When warmer weather arrives, the contractor can start opening outside lanes in stages. All lanes are expected to open in late spring or early summer.
“Even when all the lanes are open, there will be additional work, as the entire project will get another layer of asphalt,” Abbott said. “That will be done at night, when lane closures have no impact on travel.”
A larger project
The Fortify project was not designed to widen the Beltline, but rather replace 11.5 miles of pavement that was crumbling because of a chemical reaction occurring beneath the surface of the 30-year-old roadway. The work began in 2013 when crews rebuilt a 3.5-mile section of I-440 from the I-40/I-440 split to just north of the Knightdale Bypass. The current work on I-40 started in 2015.
Work was initially anticipated to cause up to 30-minute delays for drivers, but the impact has been much more tolerable, NCDOT officials said. Motorists benefited most from contractors opening three repaved lanes for almost the entire length of the project in 2016.
“With most of the traffic on essentially a brand new highway, driving is smoother through the work zone,” Abbott said.
But smoother roads and reduced congestion have led to more incidents of speeding and associated fender benders, Abbott said.
“The speed limit is 60, but if you drive through there, even in rush hour, you will see vehicles going well above that,” he said. “And it gets worse in non-rush-hour times when the travel lanes aren’t as crowded.”
Other big projects
Here are other major Triangle NCDOT projects in the works:
▪ The 3.9-mile East End Connector in Durham, which will connect the Durham Freeway and Miami Boulevard, is approaching the halfway point in construction. The connector is expected to improve access to Interstate 85 and 40, as well as major employment and retail centers, according to NCDOT.
▪ New stop-and-go lights will be installed on four westbound entrance ramps in the late spring or early summer on Interstate 540. The signals, which are designed to help improve traffic flow during peak commute times, will operate like traffic lights.
▪ A new interchange will open on the Triangle Expressway at Veridea Parkway in early 2017. The interchange, between U.S. 1 and the N.C. 55 bypass in Holly Springs, will provide TriEx access to the future 1,100-acre Veridea development that is expected to eventually contain millions of square feet of retail and office space, along with 8,000 homes and apartments, north of the interchange.

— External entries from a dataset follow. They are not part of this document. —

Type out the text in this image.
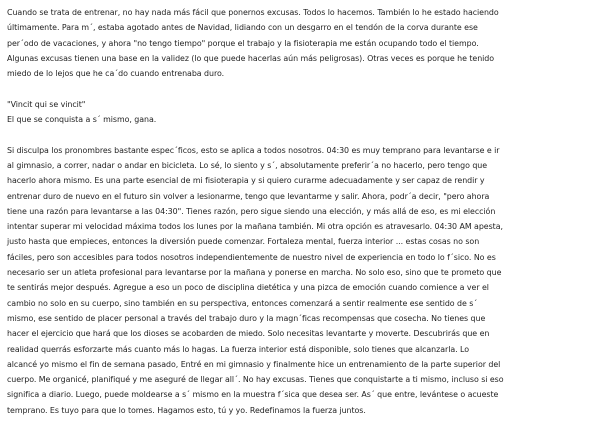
Cuando se trata de entrenar, no hay nada más fácil que ponernos excusas. Todos lo hacemos. También lo he estado haciendo
últimamente. Para m´, estaba agotado antes de Navidad, lidiando con un desgarro en el tendón de la corva durante ese
per´odo de vacaciones, y ahora "no tengo tiempo" porque el trabajo y la fisioterapia me están ocupando todo el tiempo.
Algunas excusas tienen una base en la validez (lo que puede hacerlas aún más peligrosas). Otras veces es porque he tenido
miedo de lo lejos que he ca´do cuando entrenaba duro.
"Vincit qui se vincit"
El que se conquista a s´ mismo, gana.
Si disculpa los pronombres bastante espec´ficos, esto se aplica a todos nosotros. 04:30 es muy temprano para levantarse e ir
al gimnasio, a correr, nadar o andar en bicicleta. Lo sé, lo siento y s´, absolutamente preferir´a no hacerlo, pero tengo que
hacerlo ahora mismo. Es una parte esencial de mi fisioterapia y si quiero curarme adecuadamente y ser capaz de rendir y
entrenar duro de nuevo en el futuro sin volver a lesionarme, tengo que levantarme y salir. Ahora, podr´a decir, "pero ahora
tiene una razón para levantarse a las 04:30". Tienes razón, pero sigue siendo una elección, y más allá de eso, es mi elección
intentar superar mi velocidad máxima todos los lunes por la mañana también. Mi otra opción es atravesarlo. 04:30 AM apesta,
justo hasta que empieces, entonces la diversión puede comenzar. Fortaleza mental, fuerza interior ... estas cosas no son
fáciles, pero son accesibles para todos nosotros independientemente de nuestro nivel de experiencia en todo lo f´sico. No es
necesario ser un atleta profesional para levantarse por la mañana y ponerse en marcha. No solo eso, sino que te prometo que
te sentirás mejor después. Agregue a eso un poco de disciplina dietética y una pizca de emoción cuando comience a ver el
cambio no solo en su cuerpo, sino también en su perspectiva, entonces comenzará a sentir realmente ese sentido de s´
mismo, ese sentido de placer personal a través del trabajo duro y la magn´ficas recompensas que cosecha. No tienes que
hacer el ejercicio que hará que los dioses se acobarden de miedo. Solo necesitas levantarte y moverte. Descubrirás que en
realidad querrás esforzarte más cuanto más lo hagas. La fuerza interior está disponible, solo tienes que alcanzarla. Lo
alcancé yo mismo el fin de semana pasado, Entré en mi gimnasio y finalmente hice un entrenamiento de la parte superior del
cuerpo. Me organicé, planifiqué y me aseguré de llegar all´. No hay excusas. Tienes que conquistarte a ti mismo, incluso si eso
significa a diario. Luego, puede moldearse a s´ mismo en la muestra f´sica que desea ser. As´ que entre, levántese o acueste
temprano. Es tuyo para que lo tomes. Hagamos esto, tú y yo. Redefinamos la fuerza juntos.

▪ NCDOT officials expect to award a contract later in the year for a Triangle Expressway interchange at Morrisville Parkway to provide additional access from the toll road to western Cary.
▪ Officials expect to award a contract to extend McCrimmon Parkway between Airport Boulevard and Aviation Parkway. It would be a four-lane, median-divided roadway with multi-use paths and bike lanes and is anticipated to help reduce growing congestion along the N.C. 54 corridor.